Ao que fiquei bom tempo encostado no cajueiro da beira do curral. Só
olhava para a frente da casa-da-fazenda, imaginando Otacília
deitada, rezada, feito uma gatazinha branca, no cavo dos lençois
lavados e soltos, ela devia de sonhar assim. E, de repente, pressenti
que alguém tinha vindo por detrás de mim, me vigiava. Diadorim,
fosse? Não virei a cara para ver. Não tive receio. Nunca posso ter
medo das pessoas de quem eu gosto. Digo. Esperei mais, outro tempo.

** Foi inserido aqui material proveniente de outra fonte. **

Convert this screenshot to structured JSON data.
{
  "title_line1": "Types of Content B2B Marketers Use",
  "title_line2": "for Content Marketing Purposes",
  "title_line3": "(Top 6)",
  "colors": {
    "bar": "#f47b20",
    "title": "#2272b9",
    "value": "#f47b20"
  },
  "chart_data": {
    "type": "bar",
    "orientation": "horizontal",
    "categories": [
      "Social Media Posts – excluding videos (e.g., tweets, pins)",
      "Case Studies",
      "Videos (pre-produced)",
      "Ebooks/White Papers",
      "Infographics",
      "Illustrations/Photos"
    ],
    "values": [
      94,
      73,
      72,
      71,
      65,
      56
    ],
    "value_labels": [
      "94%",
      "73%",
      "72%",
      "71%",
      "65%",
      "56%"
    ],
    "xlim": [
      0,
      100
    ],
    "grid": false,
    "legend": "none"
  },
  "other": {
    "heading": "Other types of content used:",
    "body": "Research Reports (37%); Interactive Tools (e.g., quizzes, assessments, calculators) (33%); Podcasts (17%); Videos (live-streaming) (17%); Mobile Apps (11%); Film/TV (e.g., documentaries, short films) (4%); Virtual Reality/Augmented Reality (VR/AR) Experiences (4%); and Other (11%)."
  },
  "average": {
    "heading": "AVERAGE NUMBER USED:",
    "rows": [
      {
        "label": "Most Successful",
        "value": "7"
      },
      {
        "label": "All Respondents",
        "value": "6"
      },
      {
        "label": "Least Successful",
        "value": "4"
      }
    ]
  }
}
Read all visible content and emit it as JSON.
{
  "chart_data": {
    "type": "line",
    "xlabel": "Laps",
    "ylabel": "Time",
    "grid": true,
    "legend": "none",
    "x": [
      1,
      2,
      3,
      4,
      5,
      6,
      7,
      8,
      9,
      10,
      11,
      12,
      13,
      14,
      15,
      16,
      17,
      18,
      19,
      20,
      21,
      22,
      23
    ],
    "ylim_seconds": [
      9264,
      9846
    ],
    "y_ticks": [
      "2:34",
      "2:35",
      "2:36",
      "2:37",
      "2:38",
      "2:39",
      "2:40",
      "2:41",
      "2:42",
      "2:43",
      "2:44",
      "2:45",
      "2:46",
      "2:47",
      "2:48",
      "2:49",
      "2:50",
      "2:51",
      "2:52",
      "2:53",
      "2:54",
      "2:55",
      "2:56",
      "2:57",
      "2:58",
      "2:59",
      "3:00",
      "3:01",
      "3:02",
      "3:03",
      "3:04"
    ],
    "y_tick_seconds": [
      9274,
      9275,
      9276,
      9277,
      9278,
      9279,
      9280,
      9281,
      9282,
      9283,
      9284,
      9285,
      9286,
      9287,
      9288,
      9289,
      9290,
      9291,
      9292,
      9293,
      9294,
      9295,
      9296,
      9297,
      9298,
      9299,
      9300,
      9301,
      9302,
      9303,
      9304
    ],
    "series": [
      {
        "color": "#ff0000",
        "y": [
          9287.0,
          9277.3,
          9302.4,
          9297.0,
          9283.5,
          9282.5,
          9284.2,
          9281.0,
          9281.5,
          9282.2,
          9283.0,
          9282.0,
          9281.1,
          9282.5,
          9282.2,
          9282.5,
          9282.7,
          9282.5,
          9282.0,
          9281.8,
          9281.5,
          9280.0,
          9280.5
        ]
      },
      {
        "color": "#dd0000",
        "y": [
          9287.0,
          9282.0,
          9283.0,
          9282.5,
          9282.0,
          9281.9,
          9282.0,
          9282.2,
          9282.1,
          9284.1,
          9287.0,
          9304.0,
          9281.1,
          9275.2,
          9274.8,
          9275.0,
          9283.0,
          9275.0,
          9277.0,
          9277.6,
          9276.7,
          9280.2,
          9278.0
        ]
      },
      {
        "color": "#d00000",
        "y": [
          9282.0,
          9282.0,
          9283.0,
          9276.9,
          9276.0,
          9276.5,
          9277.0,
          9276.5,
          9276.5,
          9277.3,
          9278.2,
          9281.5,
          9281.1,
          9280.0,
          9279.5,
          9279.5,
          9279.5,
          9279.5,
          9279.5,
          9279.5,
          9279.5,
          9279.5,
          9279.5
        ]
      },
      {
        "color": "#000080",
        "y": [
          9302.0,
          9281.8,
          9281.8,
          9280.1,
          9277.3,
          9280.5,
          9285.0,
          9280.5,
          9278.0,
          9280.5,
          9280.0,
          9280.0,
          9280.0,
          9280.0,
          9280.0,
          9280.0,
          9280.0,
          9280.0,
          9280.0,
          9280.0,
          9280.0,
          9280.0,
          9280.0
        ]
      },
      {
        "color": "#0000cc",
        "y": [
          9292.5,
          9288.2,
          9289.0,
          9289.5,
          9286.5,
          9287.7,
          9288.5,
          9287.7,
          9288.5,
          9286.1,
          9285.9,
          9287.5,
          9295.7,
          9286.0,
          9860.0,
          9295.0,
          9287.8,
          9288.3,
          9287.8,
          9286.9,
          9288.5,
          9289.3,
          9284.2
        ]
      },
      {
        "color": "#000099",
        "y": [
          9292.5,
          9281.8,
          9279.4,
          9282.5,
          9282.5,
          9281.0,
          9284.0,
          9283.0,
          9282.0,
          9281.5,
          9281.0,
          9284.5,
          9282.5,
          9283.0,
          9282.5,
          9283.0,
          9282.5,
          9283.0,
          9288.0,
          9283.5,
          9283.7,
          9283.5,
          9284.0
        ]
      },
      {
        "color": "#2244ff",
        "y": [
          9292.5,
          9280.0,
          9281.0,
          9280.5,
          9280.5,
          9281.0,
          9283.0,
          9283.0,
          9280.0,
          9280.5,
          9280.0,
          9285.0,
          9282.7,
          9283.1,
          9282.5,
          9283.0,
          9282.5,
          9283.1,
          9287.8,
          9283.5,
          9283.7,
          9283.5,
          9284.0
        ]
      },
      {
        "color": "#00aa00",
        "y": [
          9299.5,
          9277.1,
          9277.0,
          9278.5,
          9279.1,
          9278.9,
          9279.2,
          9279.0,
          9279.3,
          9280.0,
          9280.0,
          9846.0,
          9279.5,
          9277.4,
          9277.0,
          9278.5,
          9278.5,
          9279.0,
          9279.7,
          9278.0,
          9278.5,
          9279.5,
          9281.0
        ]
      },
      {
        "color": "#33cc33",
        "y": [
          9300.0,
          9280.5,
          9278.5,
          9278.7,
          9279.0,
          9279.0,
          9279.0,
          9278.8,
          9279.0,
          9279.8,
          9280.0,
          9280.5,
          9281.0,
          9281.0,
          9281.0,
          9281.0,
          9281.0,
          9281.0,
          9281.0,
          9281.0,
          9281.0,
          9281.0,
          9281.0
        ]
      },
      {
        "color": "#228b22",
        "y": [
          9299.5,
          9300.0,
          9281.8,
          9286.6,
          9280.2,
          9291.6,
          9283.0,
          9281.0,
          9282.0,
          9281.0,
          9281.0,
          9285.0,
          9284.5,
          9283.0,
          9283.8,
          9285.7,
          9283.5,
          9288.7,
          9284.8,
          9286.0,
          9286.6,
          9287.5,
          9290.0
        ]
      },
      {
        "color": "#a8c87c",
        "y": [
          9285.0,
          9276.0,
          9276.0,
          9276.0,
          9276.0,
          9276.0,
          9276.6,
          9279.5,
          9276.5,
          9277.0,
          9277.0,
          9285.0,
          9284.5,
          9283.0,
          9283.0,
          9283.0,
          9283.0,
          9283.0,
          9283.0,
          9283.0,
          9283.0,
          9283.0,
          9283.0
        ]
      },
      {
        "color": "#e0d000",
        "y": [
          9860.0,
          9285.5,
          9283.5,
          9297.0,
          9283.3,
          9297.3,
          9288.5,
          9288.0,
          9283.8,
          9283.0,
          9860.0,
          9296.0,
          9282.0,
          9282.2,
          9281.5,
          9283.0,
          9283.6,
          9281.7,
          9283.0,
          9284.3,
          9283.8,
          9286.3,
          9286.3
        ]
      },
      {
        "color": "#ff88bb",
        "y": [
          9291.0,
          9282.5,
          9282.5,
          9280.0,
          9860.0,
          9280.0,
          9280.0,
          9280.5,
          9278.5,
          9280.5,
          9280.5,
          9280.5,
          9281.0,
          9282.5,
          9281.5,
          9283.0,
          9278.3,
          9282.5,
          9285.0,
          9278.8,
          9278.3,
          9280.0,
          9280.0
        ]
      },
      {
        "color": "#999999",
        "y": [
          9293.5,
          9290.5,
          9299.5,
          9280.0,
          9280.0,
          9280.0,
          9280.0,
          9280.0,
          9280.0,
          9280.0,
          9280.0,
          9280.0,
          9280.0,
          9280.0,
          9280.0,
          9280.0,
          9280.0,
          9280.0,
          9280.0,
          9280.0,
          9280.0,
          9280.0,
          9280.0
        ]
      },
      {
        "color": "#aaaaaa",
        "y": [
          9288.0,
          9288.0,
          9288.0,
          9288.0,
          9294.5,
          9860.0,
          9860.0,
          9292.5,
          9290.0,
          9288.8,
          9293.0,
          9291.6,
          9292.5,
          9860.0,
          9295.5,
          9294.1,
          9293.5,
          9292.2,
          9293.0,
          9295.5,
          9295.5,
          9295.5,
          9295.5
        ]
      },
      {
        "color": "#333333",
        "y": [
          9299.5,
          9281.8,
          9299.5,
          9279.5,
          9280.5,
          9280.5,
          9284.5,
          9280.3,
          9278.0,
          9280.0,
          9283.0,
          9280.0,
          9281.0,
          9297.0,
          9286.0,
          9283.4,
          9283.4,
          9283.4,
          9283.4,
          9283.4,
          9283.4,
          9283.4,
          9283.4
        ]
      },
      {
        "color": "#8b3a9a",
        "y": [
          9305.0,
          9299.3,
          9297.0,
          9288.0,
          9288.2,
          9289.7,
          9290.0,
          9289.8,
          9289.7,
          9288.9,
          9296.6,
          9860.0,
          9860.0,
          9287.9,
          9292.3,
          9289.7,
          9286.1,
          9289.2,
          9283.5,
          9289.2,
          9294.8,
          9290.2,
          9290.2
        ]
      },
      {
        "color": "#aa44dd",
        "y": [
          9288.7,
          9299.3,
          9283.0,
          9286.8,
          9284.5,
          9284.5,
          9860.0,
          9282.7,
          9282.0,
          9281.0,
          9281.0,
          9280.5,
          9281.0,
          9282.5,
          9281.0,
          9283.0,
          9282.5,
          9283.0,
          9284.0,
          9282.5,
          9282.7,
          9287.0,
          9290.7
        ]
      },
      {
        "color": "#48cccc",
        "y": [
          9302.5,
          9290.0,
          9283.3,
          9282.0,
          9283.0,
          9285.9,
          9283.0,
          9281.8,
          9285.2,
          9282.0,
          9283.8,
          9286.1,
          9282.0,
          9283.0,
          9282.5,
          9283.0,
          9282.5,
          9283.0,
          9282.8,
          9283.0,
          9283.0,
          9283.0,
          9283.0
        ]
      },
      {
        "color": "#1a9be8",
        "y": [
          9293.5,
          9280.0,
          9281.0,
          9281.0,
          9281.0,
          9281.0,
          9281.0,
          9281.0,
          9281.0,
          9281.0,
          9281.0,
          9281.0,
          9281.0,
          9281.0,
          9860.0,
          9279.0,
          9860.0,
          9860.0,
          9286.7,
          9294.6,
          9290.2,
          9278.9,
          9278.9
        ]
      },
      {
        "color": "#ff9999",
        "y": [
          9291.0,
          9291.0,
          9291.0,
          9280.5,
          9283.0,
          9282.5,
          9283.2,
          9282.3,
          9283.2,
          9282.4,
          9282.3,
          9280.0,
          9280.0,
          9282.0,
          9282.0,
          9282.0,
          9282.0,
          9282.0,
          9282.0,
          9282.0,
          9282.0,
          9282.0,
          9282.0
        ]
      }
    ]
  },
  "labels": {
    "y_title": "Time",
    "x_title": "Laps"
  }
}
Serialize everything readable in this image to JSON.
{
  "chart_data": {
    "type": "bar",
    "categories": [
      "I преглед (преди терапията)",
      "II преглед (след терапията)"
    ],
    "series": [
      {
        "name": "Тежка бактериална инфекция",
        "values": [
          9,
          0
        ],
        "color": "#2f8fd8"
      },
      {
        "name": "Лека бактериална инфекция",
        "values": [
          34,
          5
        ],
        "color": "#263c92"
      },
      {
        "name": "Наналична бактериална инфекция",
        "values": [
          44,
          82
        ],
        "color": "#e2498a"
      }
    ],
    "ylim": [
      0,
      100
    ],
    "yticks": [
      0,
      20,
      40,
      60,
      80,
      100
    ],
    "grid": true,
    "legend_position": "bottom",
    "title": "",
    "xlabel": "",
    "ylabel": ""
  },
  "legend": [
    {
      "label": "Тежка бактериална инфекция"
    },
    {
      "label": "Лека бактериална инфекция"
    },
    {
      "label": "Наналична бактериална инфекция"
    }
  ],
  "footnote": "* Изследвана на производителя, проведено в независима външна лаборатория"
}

Daí, vim voltando. Mas lá não estava pessoa nenhuma, entre
claridade e sombras. Ilusão minha, a fantasiação. Bebi água do
rego, com o frio da noite ela corria morna. Tornei a entrar na
rebaixa. Diadorim permanecia lá, jogado de dormir. De perto, senti a
respiração dele, remissa e delicada. Eu aí gostava dele. Não
fosse um, como eu, disse a Deus que esse ente eu abraçava e beijava.
E, com o vago, devo de ter adormecido ― porque acordei quando
Diadorim no mexe leve se levantou, saíu sem rumor, levando a
capanga, ia tomar seu banho em poço de córrego, das barras no
clarear. Desde o que, depressa eu tornei a me dormir.